The Red Brick Road Company
- Company type: Private
- Industry: Business Services
- Founded: 2006; 20 years ago
- Headquarters: London, United Kingdom
- Products: Advertising & Marketing
- Website: www.redbrickroad.com

= Red Brick Road =

British advertising agency

Red Brick Road is a Clerkenwell, London based advertising agency. It is best known for producing advertisements for Tesco during the late 2000s, including the well known slogan "Every little helps".

==History==
The company was created in 2006 by retired Lowe Worldwide executive Sir Frank Lowe and Paul Weinberger. It was named after the route that Dorothy refused to follow in The Wizard of Oz. Lowe retired in 2009, while remaining a shareholder in the company, which continued to be managed by former colleagues.

In 2011, Red Brick Road merged with its sister company Ruby, whose founders replaced the core team. The company suffered a financial setback in 2012, when they lost the Tesco advertising contract, which resulted in Weinberger's departure from the company. The agency's new management team claims to have a positive outlook about its future.

In 2018, Red Brick Road launched a standalone sister data agency called Emerald.

==Notable campaigns==
The agency's best known client was the supermarket chain Tesco, and Weinberger created their slogan "Every little helps". Red Brick Road designed the Christmas 2011 campaign, which featured shots of various people preparing for Christmas in 12 different towns.

Red Brick Road has managed several other campaigns, including multinational conglomerate Suzuki and drinks manufacturers Jägermeister, Rémy Martin, Magners, Bulmers and Heineken.

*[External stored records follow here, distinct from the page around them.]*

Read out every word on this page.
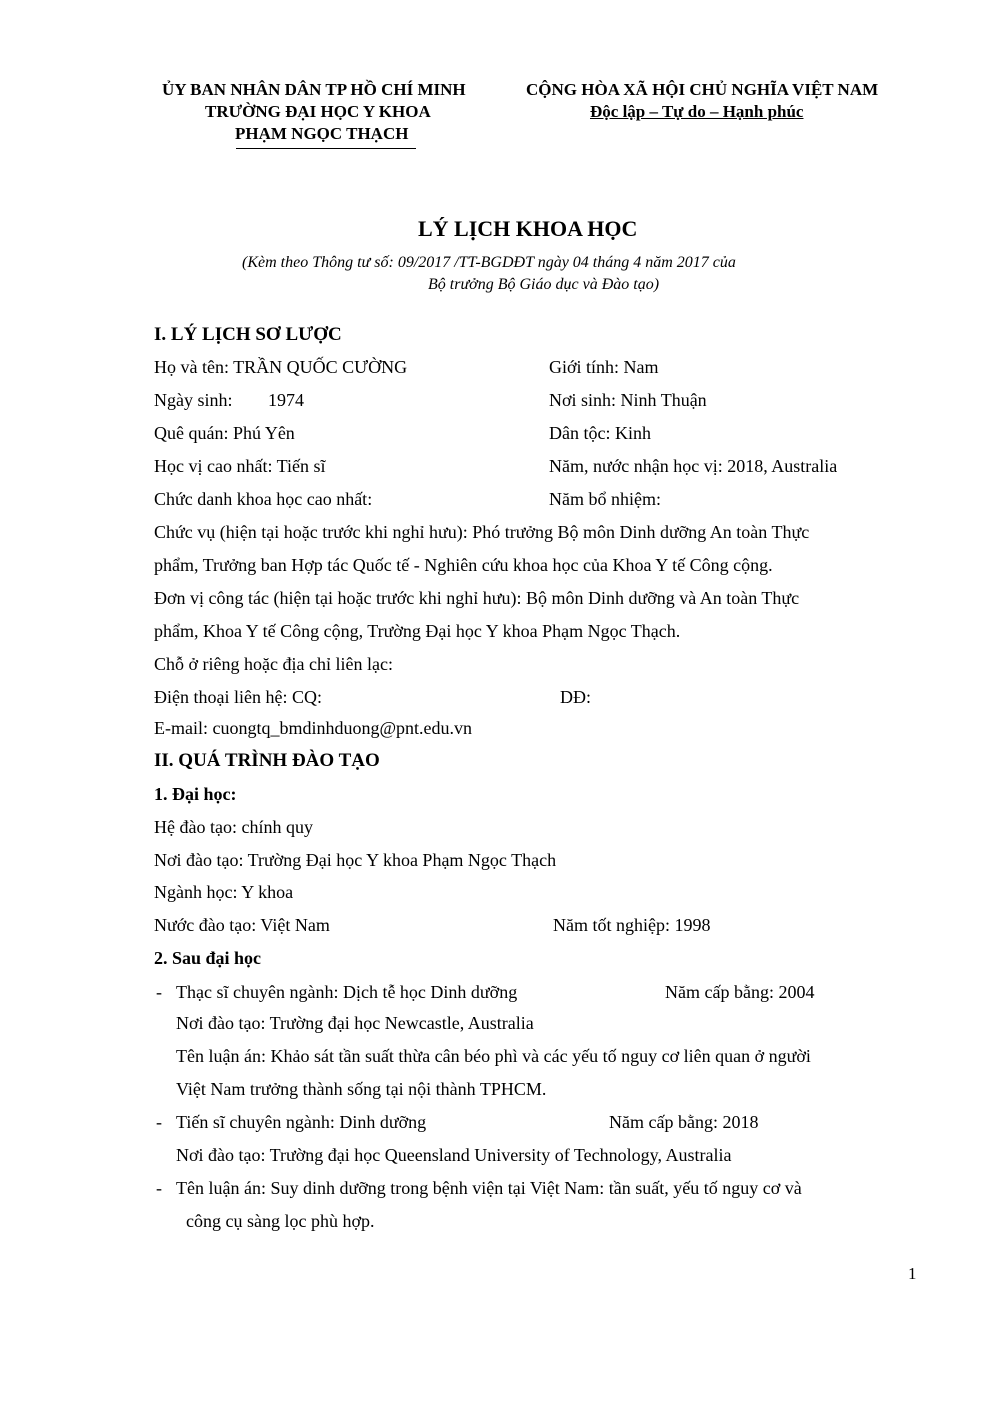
ỦY BAN NHÂN DÂN TP HỒ CHÍ MINH
TRƯỜNG ĐẠI HỌC Y KHOA
PHẠM NGỌC THẠCH
CỘNG HÒA XÃ HỘI CHỦ NGHĨA VIỆT NAM
Độc lập – Tự do – Hạnh phúc
LÝ LỊCH KHOA HỌC
(Kèm theo Thông tư số: 09/2017 /TT-BGDĐT ngày 04 tháng 4 năm 2017 của
Bộ trưởng Bộ Giáo dục và Đào tạo)
I. LÝ LỊCH SƠ LƯỢC
Họ và tên: TRẦN QUỐC CƯỜNG	Giới tính: Nam
Ngày sinh: 1974	Nơi sinh: Ninh Thuận
Quê quán: Phú Yên	Dân tộc: Kinh
Học vị cao nhất: Tiến sĩ	Năm, nước nhận học vị: 2018, Australia
Chức danh khoa học cao nhất:	Năm bổ nhiệm:
Chức vụ (hiện tại hoặc trước khi nghỉ hưu): Phó trưởng Bộ môn Dinh dưỡng An toàn Thực
phẩm, Trưởng ban Hợp tác Quốc tế - Nghiên cứu khoa học của Khoa Y tế Công cộng.
Đơn vị công tác (hiện tại hoặc trước khi nghỉ hưu): Bộ môn Dinh dưỡng và An toàn Thực
phẩm, Khoa Y tế Công cộng, Trường Đại học Y khoa Phạm Ngọc Thạch.
Chỗ ở riêng hoặc địa chỉ liên lạc:
Điện thoại liên hệ: CQ:	DĐ:
E-mail: cuongtq_bmdinhduong@pnt.edu.vn
II. QUÁ TRÌNH ĐÀO TẠO
1. Đại học:
Hệ đào tạo: chính quy
Nơi đào tạo: Trường Đại học Y khoa Phạm Ngọc Thạch
Ngành học: Y khoa
Nước đào tạo: Việt Nam	Năm tốt nghiệp: 1998
2. Sau đại học
- Thạc sĩ chuyên ngành: Dịch tễ học Dinh dưỡng	Năm cấp bằng: 2004
Nơi đào tạo: Trường đại học Newcastle, Australia
Tên luận án: Khảo sát tần suất thừa cân béo phì và các yếu tố nguy cơ liên quan ở người
Việt Nam trưởng thành sống tại nội thành TPHCM.
- Tiến sĩ chuyên ngành: Dinh dưỡng	Năm cấp bằng: 2018
Nơi đào tạo: Trường đại học Queensland University of Technology, Australia
- Tên luận án: Suy dinh dưỡng trong bệnh viện tại Việt Nam: tần suất, yếu tố nguy cơ và
công cụ sàng lọc phù hợp.
1
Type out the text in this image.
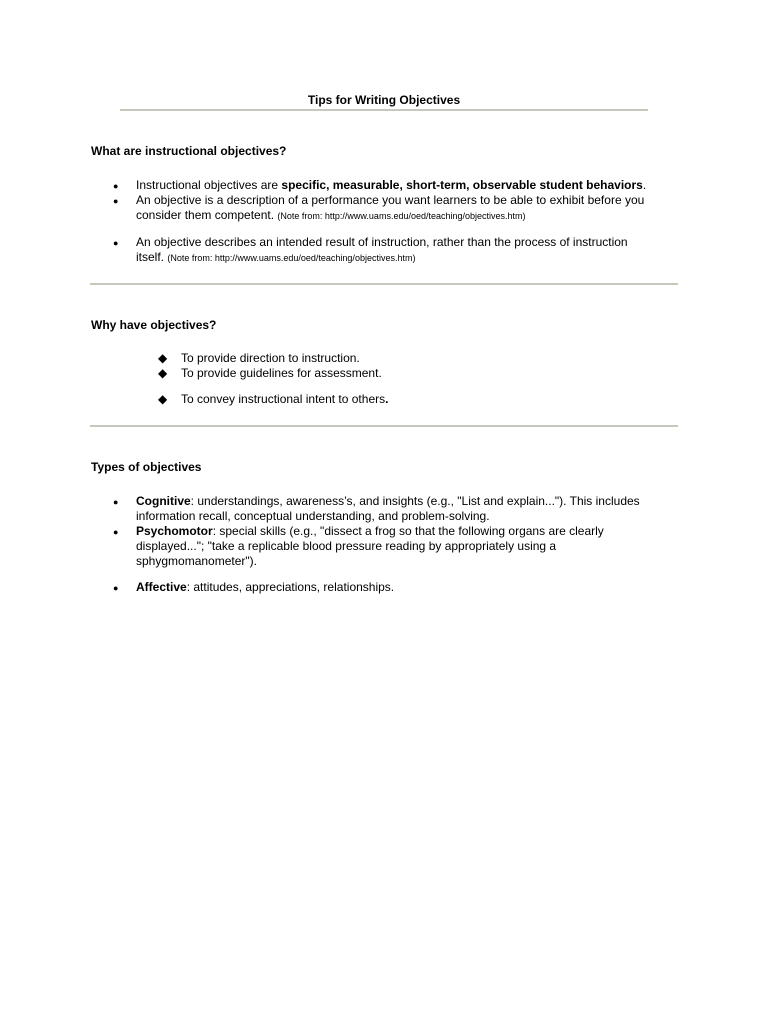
Tips for Writing Objectives
What are instructional objectives?
● Instructional objectives are specific, measurable, short-term, observable student behaviors.
● An objective is a description of a performance you want learners to be able to exhibit before you
consider them competent. (Note from: http://www.uams.edu/oed/teaching/objectives.htm)
● An objective describes an intended result of instruction, rather than the process of instruction
itself. (Note from: http://www.uams.edu/oed/teaching/objectives.htm)
Why have objectives?
◆ To provide direction to instruction.
◆ To provide guidelines for assessment.
◆ To convey instructional intent to others.
Types of objectives
● Cognitive: understandings, awareness’s, and insights (e.g., "List and explain..."). This includes
information recall, conceptual understanding, and problem-solving.
● Psychomotor: special skills (e.g., "dissect a frog so that the following organs are clearly
displayed..."; "take a replicable blood pressure reading by appropriately using a
sphygmomanometer").
● Affective: attitudes, appreciations, relationships.
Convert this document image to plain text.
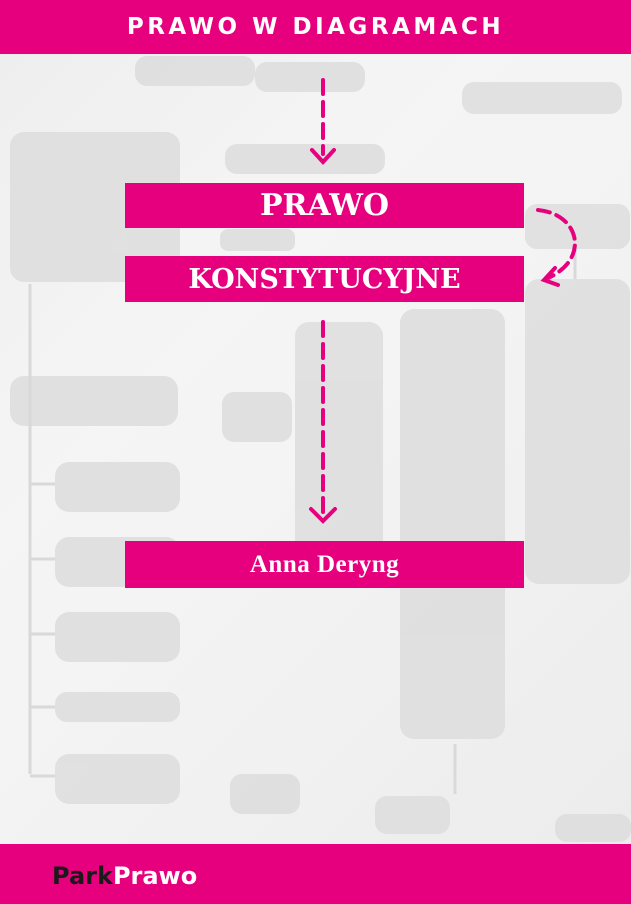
PRAWO W DIAGRAMACH
PRAWO
KONSTYTUCYJNE
Anna Deryng
ParkPrawo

In 2018, one of the UK's leading fruit drink brands, Rubicon, appointed Red Brick Road as strategic, creative and social media agency. Red Brick Road has been involved in the creation of a new brand strategy, in addition to managing Rubicon's social media profiles.

== Awards ==
The company won the 2011 Creative Circle award for "Best TV Commercial (Double Gold)" for their Magners promotion.